Z Wikiźródeł, wolnej biblioteki
Ta strona została przepisana.
Pan.

Szczęście, że uratowałem przecie latarnię z urzędową łojówką!

Pani.

Czy Pan nie słyszysz, o co się pytam? Można być grzeczniejszym i odpowiadać przynajmniej; pytam się, czy już możemy jechać dalej?

Pan (zniecierpliwiony.)

Gdzie, jak, co, czém mamy jechać?

Pan.

Jakto, czém? Końmi, karetą, jakeśmy tu przyjechali — prawdziwie Pan jesteś niegrzeczny.

Pan.

Kareta do góry brzuchem tylko jednem kołem fika.

Pani.

Można dźwignąć, nie takie ciężary dźwigają. Trzeba tylko trochę dobrej woli, trochę grzeczności.

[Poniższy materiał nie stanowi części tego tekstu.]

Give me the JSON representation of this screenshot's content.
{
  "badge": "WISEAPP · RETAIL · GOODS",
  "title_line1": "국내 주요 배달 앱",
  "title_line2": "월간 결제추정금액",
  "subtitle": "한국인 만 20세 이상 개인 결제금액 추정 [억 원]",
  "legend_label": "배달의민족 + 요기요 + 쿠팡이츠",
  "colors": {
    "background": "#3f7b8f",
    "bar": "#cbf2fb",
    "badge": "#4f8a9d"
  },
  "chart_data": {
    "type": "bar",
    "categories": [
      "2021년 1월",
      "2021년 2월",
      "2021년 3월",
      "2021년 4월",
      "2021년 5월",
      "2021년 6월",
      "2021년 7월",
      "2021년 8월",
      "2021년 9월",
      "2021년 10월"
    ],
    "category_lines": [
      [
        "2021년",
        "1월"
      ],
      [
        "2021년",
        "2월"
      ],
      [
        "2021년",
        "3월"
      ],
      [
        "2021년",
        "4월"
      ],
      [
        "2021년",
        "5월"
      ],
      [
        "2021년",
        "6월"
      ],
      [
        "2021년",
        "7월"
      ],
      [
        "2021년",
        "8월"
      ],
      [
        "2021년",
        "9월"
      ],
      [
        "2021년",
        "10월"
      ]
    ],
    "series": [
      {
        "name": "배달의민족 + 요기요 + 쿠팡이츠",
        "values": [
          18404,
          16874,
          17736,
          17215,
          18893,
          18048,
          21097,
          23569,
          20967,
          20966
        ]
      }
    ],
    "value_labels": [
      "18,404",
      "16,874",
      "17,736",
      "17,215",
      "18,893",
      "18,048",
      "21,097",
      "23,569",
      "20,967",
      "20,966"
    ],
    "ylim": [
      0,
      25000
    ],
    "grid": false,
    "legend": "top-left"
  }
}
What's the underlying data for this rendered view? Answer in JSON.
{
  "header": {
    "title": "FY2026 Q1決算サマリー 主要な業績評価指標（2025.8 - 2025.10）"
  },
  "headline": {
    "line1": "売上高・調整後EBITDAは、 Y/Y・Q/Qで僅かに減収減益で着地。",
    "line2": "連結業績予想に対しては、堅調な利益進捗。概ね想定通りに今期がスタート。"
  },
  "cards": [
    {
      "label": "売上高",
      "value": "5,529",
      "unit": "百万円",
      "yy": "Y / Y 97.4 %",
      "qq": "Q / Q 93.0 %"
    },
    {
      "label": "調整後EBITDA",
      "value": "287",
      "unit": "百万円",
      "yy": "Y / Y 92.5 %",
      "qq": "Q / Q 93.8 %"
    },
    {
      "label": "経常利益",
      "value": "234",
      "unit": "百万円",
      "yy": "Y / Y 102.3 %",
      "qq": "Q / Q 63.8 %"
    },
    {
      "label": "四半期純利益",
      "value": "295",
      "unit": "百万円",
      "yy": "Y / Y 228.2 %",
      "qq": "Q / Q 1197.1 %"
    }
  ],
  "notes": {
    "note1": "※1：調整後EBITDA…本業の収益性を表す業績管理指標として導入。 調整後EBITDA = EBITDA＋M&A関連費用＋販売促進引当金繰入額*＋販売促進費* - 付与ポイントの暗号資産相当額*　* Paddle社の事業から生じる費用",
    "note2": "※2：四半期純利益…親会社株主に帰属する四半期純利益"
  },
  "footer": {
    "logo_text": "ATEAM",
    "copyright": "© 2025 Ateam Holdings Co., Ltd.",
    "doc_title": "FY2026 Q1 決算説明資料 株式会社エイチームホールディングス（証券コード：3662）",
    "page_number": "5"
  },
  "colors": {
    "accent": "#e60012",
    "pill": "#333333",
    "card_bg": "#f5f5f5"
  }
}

A nie można dźwignąć, to innym sposobem trzeba się ratować — każ Pan konie założyć do jakiej bryki.

Pan.

A gdzież jest jaka bryka?

Pani.

Do wozu nareszcie.

Pan.

A gdzież wóz?

Pani.

We wsi przecie woza znajdzie, tylko trzeba trochę dobrej woli, trochę grzeczności.